Recognition of fixed-structure documents

Description: high efficiency of document management with a minimum number of errors involves storing electronic versions of documents and fast digitization of printed versions of documents. To improve the quality and speed of this process, it is proposed to perform automatic recognition of basic information from images of a printed document to create an electronic document template. The solution uses neural network algorithms for recognizing information from images.

Context: when processing a large flow of documents, a lot of time is spent on routine, and it is difficult to automate processing since one document has a lot of different forms.
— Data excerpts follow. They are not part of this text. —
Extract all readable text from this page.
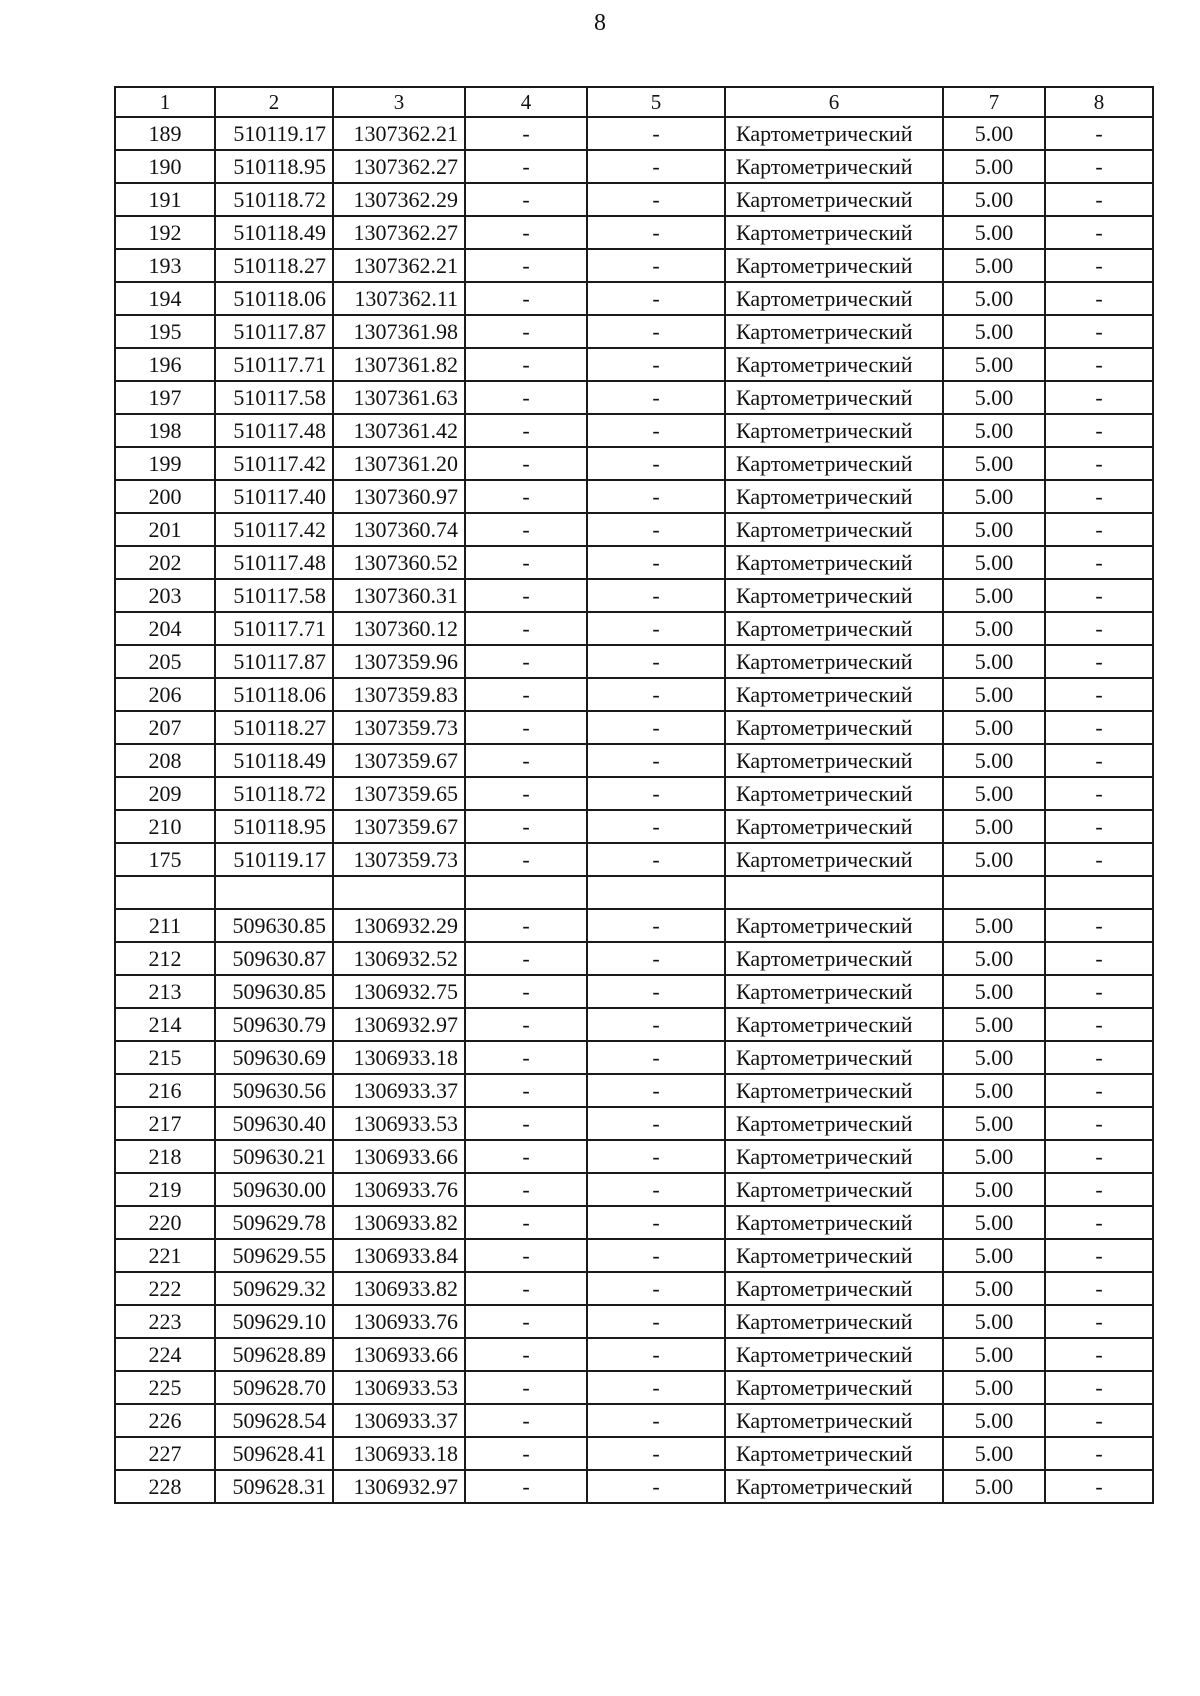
8
1	2	3	4	5	6	7	8
189	510119.17	1307362.21	-	-	Картометрический	5.00	-
190	510118.95	1307362.27	-	-	Картометрический	5.00	-
191	510118.72	1307362.29	-	-	Картометрический	5.00	-
192	510118.49	1307362.27	-	-	Картометрический	5.00	-
193	510118.27	1307362.21	-	-	Картометрический	5.00	-
194	510118.06	1307362.11	-	-	Картометрический	5.00	-
195	510117.87	1307361.98	-	-	Картометрический	5.00	-
196	510117.71	1307361.82	-	-	Картометрический	5.00	-
197	510117.58	1307361.63	-	-	Картометрический	5.00	-
198	510117.48	1307361.42	-	-	Картометрический	5.00	-
199	510117.42	1307361.20	-	-	Картометрический	5.00	-
200	510117.40	1307360.97	-	-	Картометрический	5.00	-
201	510117.42	1307360.74	-	-	Картометрический	5.00	-
202	510117.48	1307360.52	-	-	Картометрический	5.00	-
203	510117.58	1307360.31	-	-	Картометрический	5.00	-
204	510117.71	1307360.12	-	-	Картометрический	5.00	-
205	510117.87	1307359.96	-	-	Картометрический	5.00	-
206	510118.06	1307359.83	-	-	Картометрический	5.00	-
207	510118.27	1307359.73	-	-	Картометрический	5.00	-
208	510118.49	1307359.67	-	-	Картометрический	5.00	-
209	510118.72	1307359.65	-	-	Картометрический	5.00	-
210	510118.95	1307359.67	-	-	Картометрический	5.00	-
175	510119.17	1307359.73	-	-	Картометрический	5.00	-

211	509630.85	1306932.29	-	-	Картометрический	5.00	-
212	509630.87	1306932.52	-	-	Картометрический	5.00	-
213	509630.85	1306932.75	-	-	Картометрический	5.00	-
214	509630.79	1306932.97	-	-	Картометрический	5.00	-
215	509630.69	1306933.18	-	-	Картометрический	5.00	-
216	509630.56	1306933.37	-	-	Картометрический	5.00	-
217	509630.40	1306933.53	-	-	Картометрический	5.00	-
218	509630.21	1306933.66	-	-	Картометрический	5.00	-
219	509630.00	1306933.76	-	-	Картометрический	5.00	-
220	509629.78	1306933.82	-	-	Картометрический	5.00	-
221	509629.55	1306933.84	-	-	Картометрический	5.00	-
222	509629.32	1306933.82	-	-	Картометрический	5.00	-
223	509629.10	1306933.76	-	-	Картометрический	5.00	-
224	509628.89	1306933.66	-	-	Картометрический	5.00	-
225	509628.70	1306933.53	-	-	Картометрический	5.00	-
226	509628.54	1306933.37	-	-	Картометрический	5.00	-
227	509628.41	1306933.18	-	-	Картометрический	5.00	-
228	509628.31	1306932.97	-	-	Картометрический	5.00	-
Manual markup takes a long time.

Decision: created a document recognition system based on its own OCR and Text Detection models.

Results:
The solution is integrated into the customer's business process:

Reducing the load on specialists by 60%;
Increase the speed of document processing in the business process by 10%;
Reduced costs due to lost documents by 5%.

Built solutions for automatic speech recognition:

Receipts;
Invoices
Order-out; Contract agreement.

To build the model, we used:

The marked-up document template;
Document reference fields with their characteristics;
A set of document images.

Simulation result:

OCR character selection model;
Search model for text blocks Text Detection;
Table recognition model Table Detection;
Model for building an electronic version of the document.

Customer: Telecom, Finance

Technology stack: TensorFlow, Python, Flask.